Measuring Research Convergence in Interdisciplinary Teams Using Large Language Models and Graph Analytics
New method uses LLMs and graph analytics to track interdisciplinary collaboration, validated by experts.
A team of 11 researchers led by Wenwen Li from Arizona State University has published a novel framework that uses AI to solve a persistent challenge in science: understanding how interdisciplinary teams converge on shared knowledge. The system, detailed in the arXiv paper 'Measuring Research Convergence in Interdisciplinary Teams Using Large Language Models and Graph Analytics,' creates a multi-layer analytical approach. It first uses LLMs to extract and structure research viewpoints from team members, aligning them with the Needs-Approach-Benefits-Competition (NABC) framework. These structured viewpoints form a common semantic foundation for three complementary analyses: identifying popular and unique viewpoints, quantifying cross-domain influence using network centrality measures, and tracking the temporal flow of ideas to capture convergence dynamics.

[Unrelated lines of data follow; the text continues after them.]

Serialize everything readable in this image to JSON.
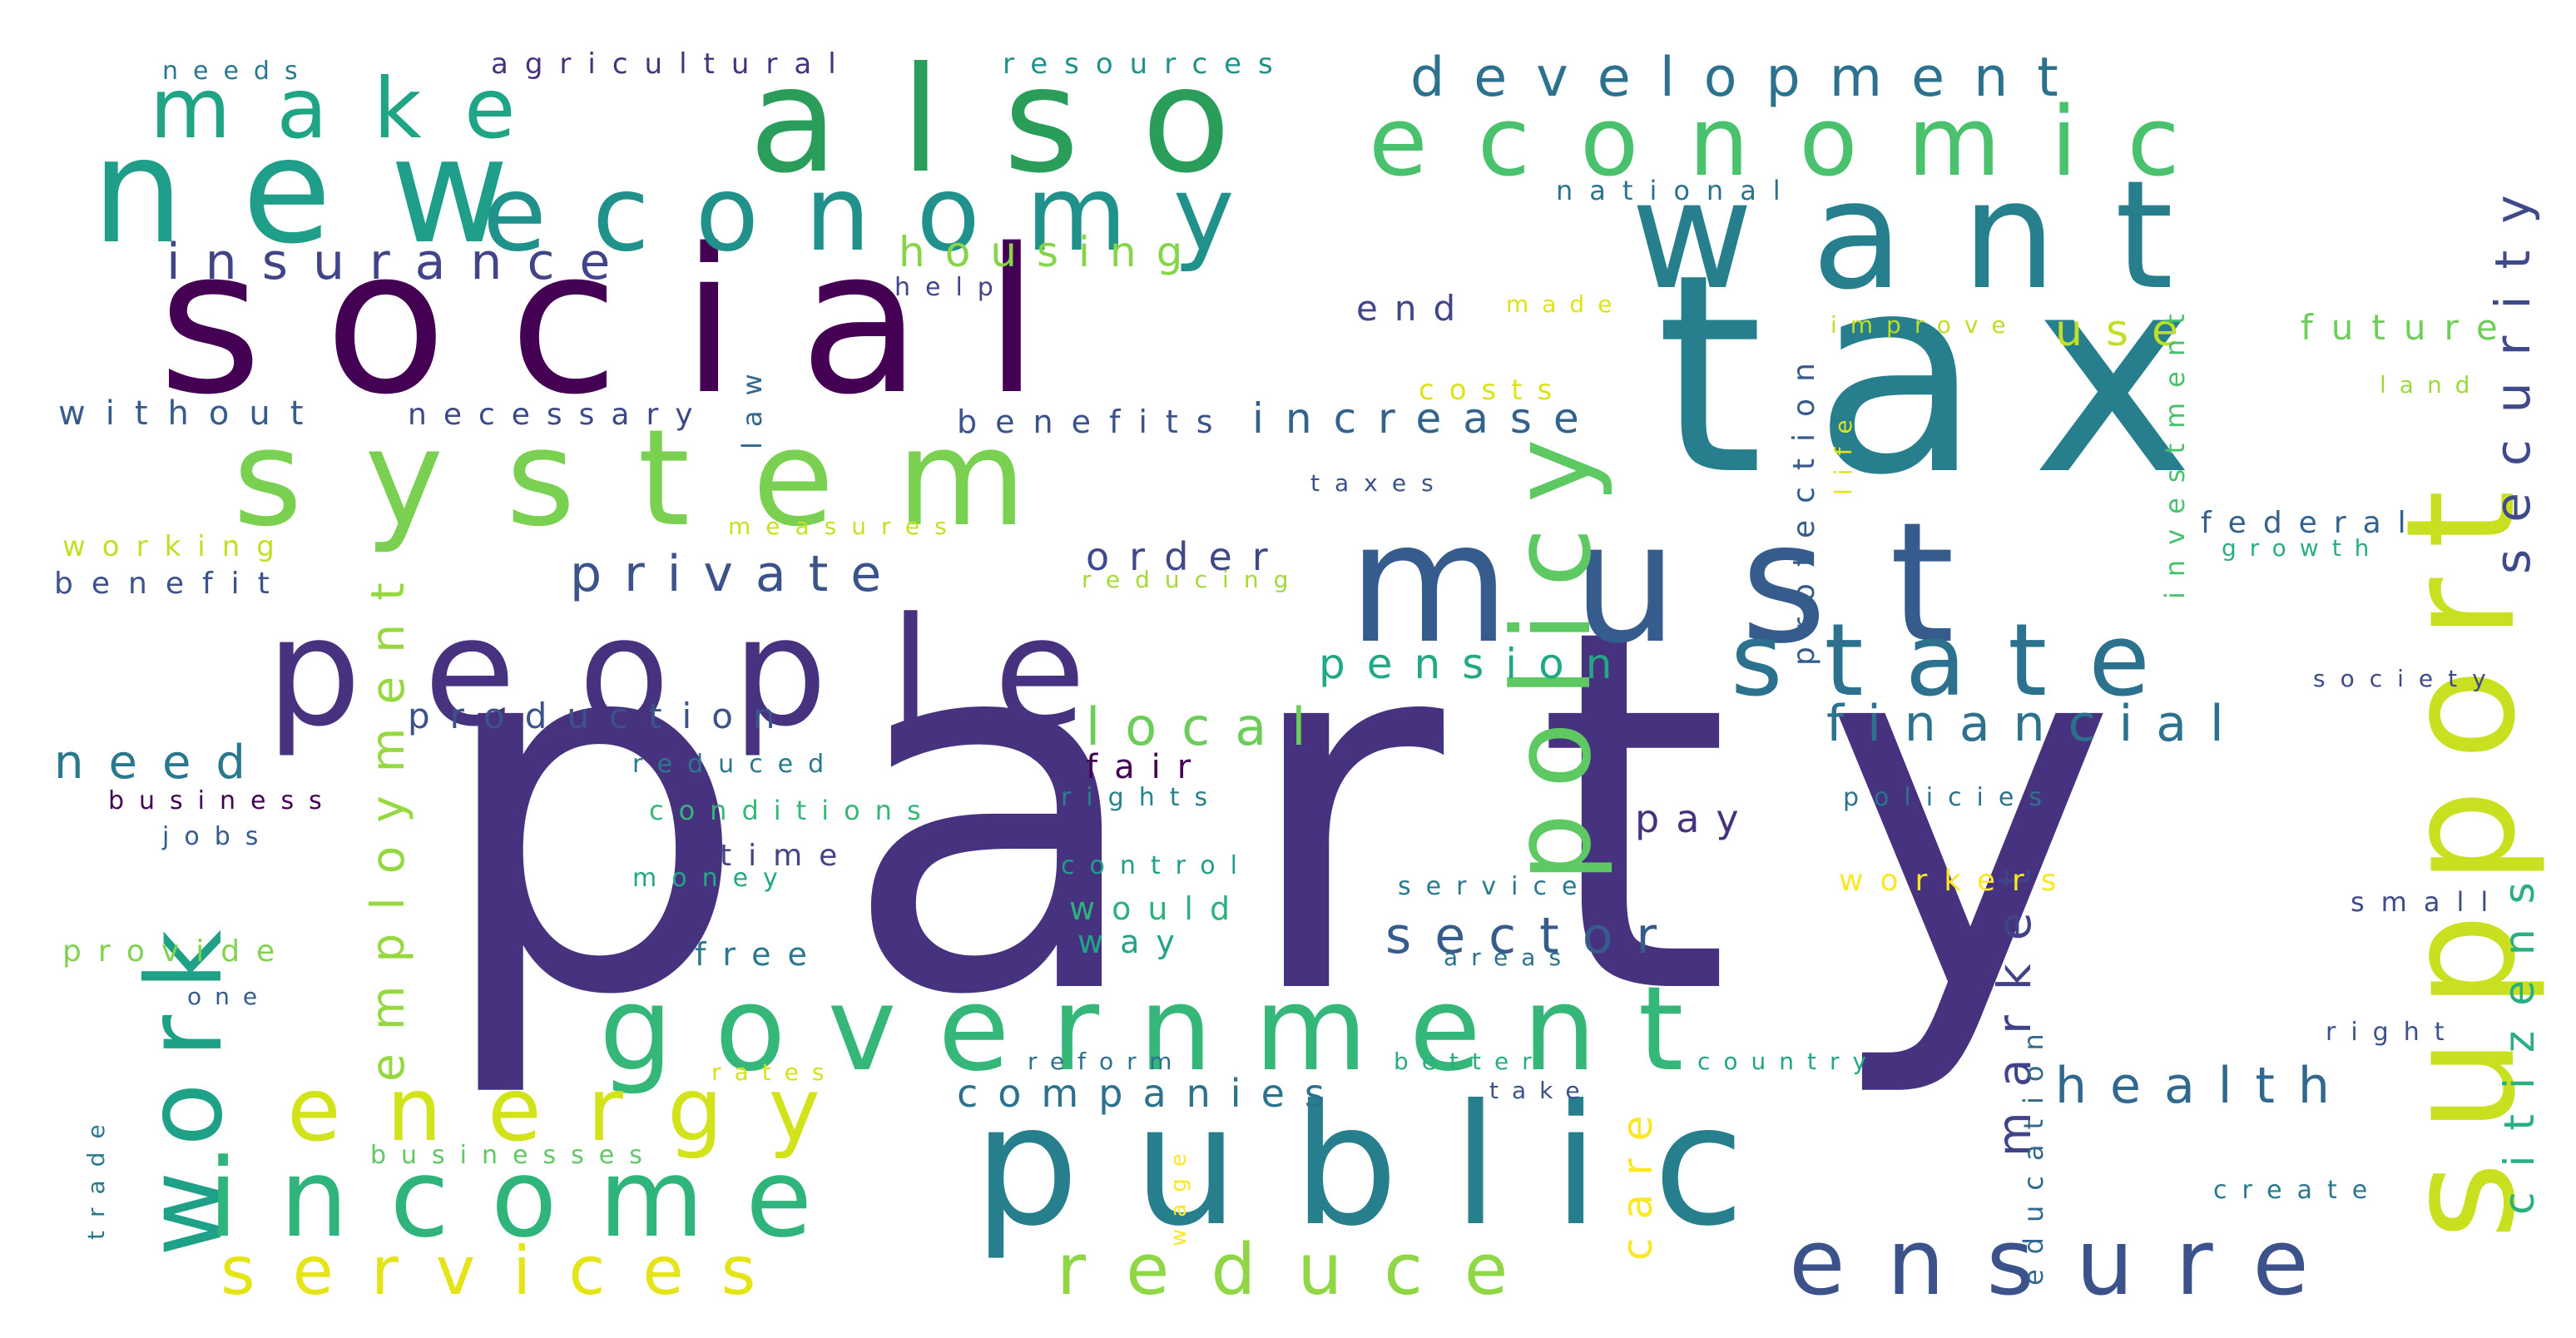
{
  "word_cloud": {
    "palette": [
      "#440154",
      "#46327e",
      "#365c8d",
      "#277f8e",
      "#1fa187",
      "#4ac16d",
      "#a0da39",
      "#fde725"
    ],
    "words": [
      {
        "text": "party",
        "color": "#46327e"
      },
      {
        "text": "tax",
        "color": "#277f8e"
      },
      {
        "text": "social",
        "color": "#440154"
      },
      {
        "text": "must",
        "color": "#365c8d"
      },
      {
        "text": "want",
        "color": "#277f8e"
      },
      {
        "text": "public",
        "color": "#277f8e"
      },
      {
        "text": "people",
        "color": "#46327e"
      },
      {
        "text": "support",
        "color": "#c8e020"
      },
      {
        "text": "system",
        "color": "#7ad151"
      },
      {
        "text": "government",
        "color": "#35b779"
      },
      {
        "text": "new",
        "color": "#1f9e89"
      },
      {
        "text": "also",
        "color": "#2a9d5b"
      },
      {
        "text": "economy",
        "color": "#21918c"
      },
      {
        "text": "economic",
        "color": "#4ac16d"
      },
      {
        "text": "policy",
        "color": "#5ec962"
      },
      {
        "text": "work",
        "color": "#1fa187"
      },
      {
        "text": "income",
        "color": "#2fb47c"
      },
      {
        "text": "state",
        "color": "#2c728e"
      },
      {
        "text": "ensure",
        "color": "#3b528b"
      },
      {
        "text": "energy",
        "color": "#d2e21b"
      },
      {
        "text": "make",
        "color": "#20a486"
      },
      {
        "text": "reduce",
        "color": "#8fd744"
      },
      {
        "text": "services",
        "color": "#e5e419"
      },
      {
        "text": "development",
        "color": "#2c728e"
      },
      {
        "text": "insurance",
        "color": "#414487"
      },
      {
        "text": "employment",
        "color": "#95d840"
      },
      {
        "text": "security",
        "color": "#3e4a89"
      },
      {
        "text": "financial",
        "color": "#2c728e"
      },
      {
        "text": "citizens",
        "color": "#2ab07f"
      },
      {
        "text": "private",
        "color": "#3b528b"
      },
      {
        "text": "health",
        "color": "#31688e"
      },
      {
        "text": "market",
        "color": "#404387"
      },
      {
        "text": "sector",
        "color": "#365c8d"
      },
      {
        "text": "local",
        "color": "#6ccd5a"
      },
      {
        "text": "increase",
        "color": "#33628d"
      },
      {
        "text": "housing",
        "color": "#86d549"
      },
      {
        "text": "pension",
        "color": "#22a884"
      },
      {
        "text": "companies",
        "color": "#2c728e"
      },
      {
        "text": "need",
        "color": "#2a788e"
      },
      {
        "text": "production",
        "color": "#3b528b"
      },
      {
        "text": "order",
        "color": "#3e4989"
      },
      {
        "text": "care",
        "color": "#fbe723"
      },
      {
        "text": "future",
        "color": "#6ece58"
      },
      {
        "text": "use",
        "color": "#c0df25"
      },
      {
        "text": "end",
        "color": "#404688"
      },
      {
        "text": "without",
        "color": "#365c8d"
      },
      {
        "text": "necessary",
        "color": "#3e4989"
      },
      {
        "text": "benefits",
        "color": "#3b528b"
      },
      {
        "text": "working",
        "color": "#c2df23"
      },
      {
        "text": "benefit",
        "color": "#3b528b"
      },
      {
        "text": "provide",
        "color": "#7fd34e"
      },
      {
        "text": "protection",
        "color": "#365c8d"
      },
      {
        "text": "investment",
        "color": "#4ac16d"
      },
      {
        "text": "education",
        "color": "#31688e"
      },
      {
        "text": "pay",
        "color": "#46327e"
      },
      {
        "text": "would",
        "color": "#2db27d"
      },
      {
        "text": "free",
        "color": "#2a788e"
      },
      {
        "text": "way",
        "color": "#20a386"
      },
      {
        "text": "fair",
        "color": "#440154"
      },
      {
        "text": "time",
        "color": "#414487"
      },
      {
        "text": "workers",
        "color": "#fde725"
      },
      {
        "text": "federal",
        "color": "#33638d"
      },
      {
        "text": "national",
        "color": "#2c728e"
      },
      {
        "text": "small",
        "color": "#3e4a89"
      },
      {
        "text": "costs",
        "color": "#dde318"
      },
      {
        "text": "law",
        "color": "#31688e"
      },
      {
        "text": "needs",
        "color": "#2a788e"
      },
      {
        "text": "agricultural",
        "color": "#46327e"
      },
      {
        "text": "resources",
        "color": "#21918c"
      },
      {
        "text": "help",
        "color": "#404688"
      },
      {
        "text": "made",
        "color": "#dde318"
      },
      {
        "text": "improve",
        "color": "#bddf26"
      },
      {
        "text": "land",
        "color": "#9bd93c"
      },
      {
        "text": "life",
        "color": "#e2e418"
      },
      {
        "text": "taxes",
        "color": "#3b528b"
      },
      {
        "text": "measures",
        "color": "#c8e020"
      },
      {
        "text": "reducing",
        "color": "#a2da37"
      },
      {
        "text": "growth",
        "color": "#29af7f"
      },
      {
        "text": "society",
        "color": "#3e4a89"
      },
      {
        "text": "reduced",
        "color": "#2a788e"
      },
      {
        "text": "conditions",
        "color": "#35b779"
      },
      {
        "text": "rights",
        "color": "#25838e"
      },
      {
        "text": "policies",
        "color": "#2c728e"
      },
      {
        "text": "business",
        "color": "#440154"
      },
      {
        "text": "jobs",
        "color": "#365c8d"
      },
      {
        "text": "money",
        "color": "#22a884"
      },
      {
        "text": "control",
        "color": "#1f9e89"
      },
      {
        "text": "service",
        "color": "#2a788e"
      },
      {
        "text": "areas",
        "color": "#2c728e"
      },
      {
        "text": "one",
        "color": "#365c8d"
      },
      {
        "text": "reform",
        "color": "#2c728e"
      },
      {
        "text": "better",
        "color": "#29af7f"
      },
      {
        "text": "country",
        "color": "#21a685"
      },
      {
        "text": "right",
        "color": "#3b528b"
      },
      {
        "text": "rates",
        "color": "#d5e21a"
      },
      {
        "text": "take",
        "color": "#3b528b"
      },
      {
        "text": "trade",
        "color": "#2a788e"
      },
      {
        "text": "businesses",
        "color": "#5ec962"
      },
      {
        "text": "wage",
        "color": "#fde725"
      },
      {
        "text": "create",
        "color": "#2a788e"
      }
    ]
  }
}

To address the inherent uncertainty in LLM-based inference, the framework incorporates a crucial human-in-the-loop component. Expert validation is performed through structured surveys and cross-layer consistency checks, ensuring the AI's interpretations align with human judgment. The team demonstrated the framework's value through a case study on water insecurity in underserved communities as part of the Arizona Water Innovation Initiatives. The analysis revealed measurable increases in viewpoint convergence over time and identified specific patterns of domain-specific influence, proving the method's practical utility for managing and accelerating complex, collaborative research projects.
- Uses LLMs to extract and structure research viewpoints using the NABC (Needs-Approach-Benefits-Competition) framework.
- Performs three-layer analysis: qualitative similarity, quantitative network influence, and temporal flow dynamics.
- Incorporates expert validation via surveys to address LLM uncertainty, demonstrated in a water insecurity case study.
Why It Matters
Provides a data-driven method to measure and manage collaboration in complex R&D projects, potentially accelerating innovation.